Agreed. Four-year college for everybody would be very wasteful. Both for some of the students and for the people paying for it, if they're not paying for it. And that's one argument against offering it for free to everybody. If it were free for everybody then more people might take advantage of that when what they really should be doing is learning to repair a muffler or configure a router instead of playing hackey sack on the student union lawn. We can't afford to subsidize all of that wasteful hackey sack playing, and those people would consume valuable educational resources that would be more effective if they were dedicated to more serious students.

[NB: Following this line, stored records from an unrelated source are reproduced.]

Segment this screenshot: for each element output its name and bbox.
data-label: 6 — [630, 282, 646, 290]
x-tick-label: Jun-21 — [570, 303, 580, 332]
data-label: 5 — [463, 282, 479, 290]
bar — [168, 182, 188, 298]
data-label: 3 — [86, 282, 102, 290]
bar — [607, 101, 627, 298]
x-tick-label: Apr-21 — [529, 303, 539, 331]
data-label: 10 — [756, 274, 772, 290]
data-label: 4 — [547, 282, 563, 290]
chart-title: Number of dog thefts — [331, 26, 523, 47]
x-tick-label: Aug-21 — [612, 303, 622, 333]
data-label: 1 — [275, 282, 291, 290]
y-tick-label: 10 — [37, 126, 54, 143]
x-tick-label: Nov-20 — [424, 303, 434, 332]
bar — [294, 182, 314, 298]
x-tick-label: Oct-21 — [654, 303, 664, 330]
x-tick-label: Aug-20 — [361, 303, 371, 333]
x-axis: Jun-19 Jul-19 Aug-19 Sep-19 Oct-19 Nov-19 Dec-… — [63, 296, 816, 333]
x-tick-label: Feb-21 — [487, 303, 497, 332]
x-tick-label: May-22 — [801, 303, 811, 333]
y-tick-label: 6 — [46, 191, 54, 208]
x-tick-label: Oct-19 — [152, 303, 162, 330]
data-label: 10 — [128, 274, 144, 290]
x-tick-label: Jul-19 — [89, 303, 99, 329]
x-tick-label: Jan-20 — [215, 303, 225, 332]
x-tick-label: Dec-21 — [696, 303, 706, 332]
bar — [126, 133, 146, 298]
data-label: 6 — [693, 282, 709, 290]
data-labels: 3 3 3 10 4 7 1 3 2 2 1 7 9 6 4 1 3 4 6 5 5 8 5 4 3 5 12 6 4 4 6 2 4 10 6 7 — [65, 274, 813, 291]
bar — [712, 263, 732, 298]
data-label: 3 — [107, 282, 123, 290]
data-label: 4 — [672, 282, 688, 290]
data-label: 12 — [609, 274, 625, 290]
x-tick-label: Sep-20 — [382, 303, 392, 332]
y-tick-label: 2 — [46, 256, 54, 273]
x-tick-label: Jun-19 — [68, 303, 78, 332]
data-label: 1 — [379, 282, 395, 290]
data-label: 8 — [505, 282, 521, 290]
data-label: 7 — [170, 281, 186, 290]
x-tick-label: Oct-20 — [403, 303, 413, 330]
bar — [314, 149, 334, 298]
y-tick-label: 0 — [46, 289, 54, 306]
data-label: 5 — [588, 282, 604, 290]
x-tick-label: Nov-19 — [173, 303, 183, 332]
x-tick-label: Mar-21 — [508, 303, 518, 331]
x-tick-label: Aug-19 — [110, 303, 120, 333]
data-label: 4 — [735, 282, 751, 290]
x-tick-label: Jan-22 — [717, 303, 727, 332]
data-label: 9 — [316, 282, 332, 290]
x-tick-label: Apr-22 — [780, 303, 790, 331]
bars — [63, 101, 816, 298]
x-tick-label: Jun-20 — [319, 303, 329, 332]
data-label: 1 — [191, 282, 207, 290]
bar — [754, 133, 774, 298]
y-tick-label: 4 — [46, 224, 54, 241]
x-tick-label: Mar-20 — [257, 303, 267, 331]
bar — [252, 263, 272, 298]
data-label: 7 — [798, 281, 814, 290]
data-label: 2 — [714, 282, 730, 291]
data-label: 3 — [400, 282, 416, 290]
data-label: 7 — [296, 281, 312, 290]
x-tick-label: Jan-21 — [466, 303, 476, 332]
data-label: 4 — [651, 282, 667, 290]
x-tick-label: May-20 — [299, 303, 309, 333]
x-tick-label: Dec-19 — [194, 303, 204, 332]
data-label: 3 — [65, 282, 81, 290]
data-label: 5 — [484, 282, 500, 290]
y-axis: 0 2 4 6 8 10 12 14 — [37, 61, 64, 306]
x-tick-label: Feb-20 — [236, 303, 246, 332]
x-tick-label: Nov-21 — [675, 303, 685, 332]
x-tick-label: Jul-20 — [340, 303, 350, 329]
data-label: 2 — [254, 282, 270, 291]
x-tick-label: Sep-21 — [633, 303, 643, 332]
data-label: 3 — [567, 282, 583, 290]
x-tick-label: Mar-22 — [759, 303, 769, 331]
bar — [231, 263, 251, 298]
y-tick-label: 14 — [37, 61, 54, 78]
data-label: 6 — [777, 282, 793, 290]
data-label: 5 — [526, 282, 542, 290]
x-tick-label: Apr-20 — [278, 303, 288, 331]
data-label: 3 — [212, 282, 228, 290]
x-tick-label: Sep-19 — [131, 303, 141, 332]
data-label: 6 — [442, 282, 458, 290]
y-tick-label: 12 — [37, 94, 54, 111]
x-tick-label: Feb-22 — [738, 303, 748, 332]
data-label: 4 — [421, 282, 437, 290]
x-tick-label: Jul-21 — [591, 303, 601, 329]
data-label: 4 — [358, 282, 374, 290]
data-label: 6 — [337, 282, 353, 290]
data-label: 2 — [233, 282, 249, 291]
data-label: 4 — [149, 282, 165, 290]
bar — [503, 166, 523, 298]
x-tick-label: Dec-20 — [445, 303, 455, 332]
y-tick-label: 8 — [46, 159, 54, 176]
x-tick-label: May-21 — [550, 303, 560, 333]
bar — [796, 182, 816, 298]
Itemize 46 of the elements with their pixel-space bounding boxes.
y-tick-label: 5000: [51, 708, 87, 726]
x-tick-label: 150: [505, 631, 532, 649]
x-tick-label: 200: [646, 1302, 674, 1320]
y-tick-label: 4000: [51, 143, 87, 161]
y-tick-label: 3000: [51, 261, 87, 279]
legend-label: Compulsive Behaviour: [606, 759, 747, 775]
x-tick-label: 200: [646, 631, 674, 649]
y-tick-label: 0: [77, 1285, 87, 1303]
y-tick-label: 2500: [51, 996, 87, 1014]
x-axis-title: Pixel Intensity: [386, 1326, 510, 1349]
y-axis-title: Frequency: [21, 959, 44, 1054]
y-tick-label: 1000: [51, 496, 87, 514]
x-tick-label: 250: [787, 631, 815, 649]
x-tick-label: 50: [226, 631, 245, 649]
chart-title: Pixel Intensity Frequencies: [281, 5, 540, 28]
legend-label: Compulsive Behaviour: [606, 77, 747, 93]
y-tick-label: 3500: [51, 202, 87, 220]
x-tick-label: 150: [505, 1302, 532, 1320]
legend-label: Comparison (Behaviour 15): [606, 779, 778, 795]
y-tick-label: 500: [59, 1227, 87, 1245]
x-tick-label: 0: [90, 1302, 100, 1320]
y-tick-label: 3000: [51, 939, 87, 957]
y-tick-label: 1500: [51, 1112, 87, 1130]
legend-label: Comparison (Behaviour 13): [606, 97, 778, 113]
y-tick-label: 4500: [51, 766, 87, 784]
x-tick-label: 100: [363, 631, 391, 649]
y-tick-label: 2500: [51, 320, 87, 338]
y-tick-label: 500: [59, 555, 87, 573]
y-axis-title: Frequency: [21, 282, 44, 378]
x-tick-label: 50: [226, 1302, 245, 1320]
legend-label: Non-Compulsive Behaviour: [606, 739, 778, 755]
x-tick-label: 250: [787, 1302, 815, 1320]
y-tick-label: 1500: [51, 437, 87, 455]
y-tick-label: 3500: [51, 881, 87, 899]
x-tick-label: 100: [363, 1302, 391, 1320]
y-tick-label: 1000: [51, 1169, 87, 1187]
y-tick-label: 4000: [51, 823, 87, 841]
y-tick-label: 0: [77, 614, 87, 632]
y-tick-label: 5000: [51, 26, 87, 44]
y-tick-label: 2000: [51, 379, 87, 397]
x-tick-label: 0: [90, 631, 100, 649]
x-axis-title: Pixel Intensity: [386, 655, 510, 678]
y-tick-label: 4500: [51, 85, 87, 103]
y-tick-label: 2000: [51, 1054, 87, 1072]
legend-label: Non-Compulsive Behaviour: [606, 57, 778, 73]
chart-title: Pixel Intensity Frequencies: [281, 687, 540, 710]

[-] 0 points by yobstreet (-575) 11 years ago

Well that's exactly what happens now in our enforced "until 16" public high schools. And you really can't blame students, a lot of it is just a complete waste of time.

[-] 0 points by yobstreet (-575) 11 years ago

I do, but I don't care.

[-] 0 points by richardkentgates (3269) 11 years ago

shocking :|

[-] 0 points by yobstreet (-575) 11 years ago

I know, right?

[-] 0 points by BetsyRoss (-744) 11 years ago

We rarely watch movies at the theater. We Redbox them for a buck, or Netflix is $8 bucks a month. There are plenty of things to do that don't cost money. Did someone force you to live where you do or settle for a $13.00 an hour job?

[-] 0 points by yobstreet (-575) 11 years ago

I've been to New Hope and I've been to Fort Walton... we both know the answer to your question, Dear Betsy... We're gonna change what we can; in the meantime, you gotta keep on truckin'. So give the guy a chance, he's on the right path... if only we could market his writing, just saying.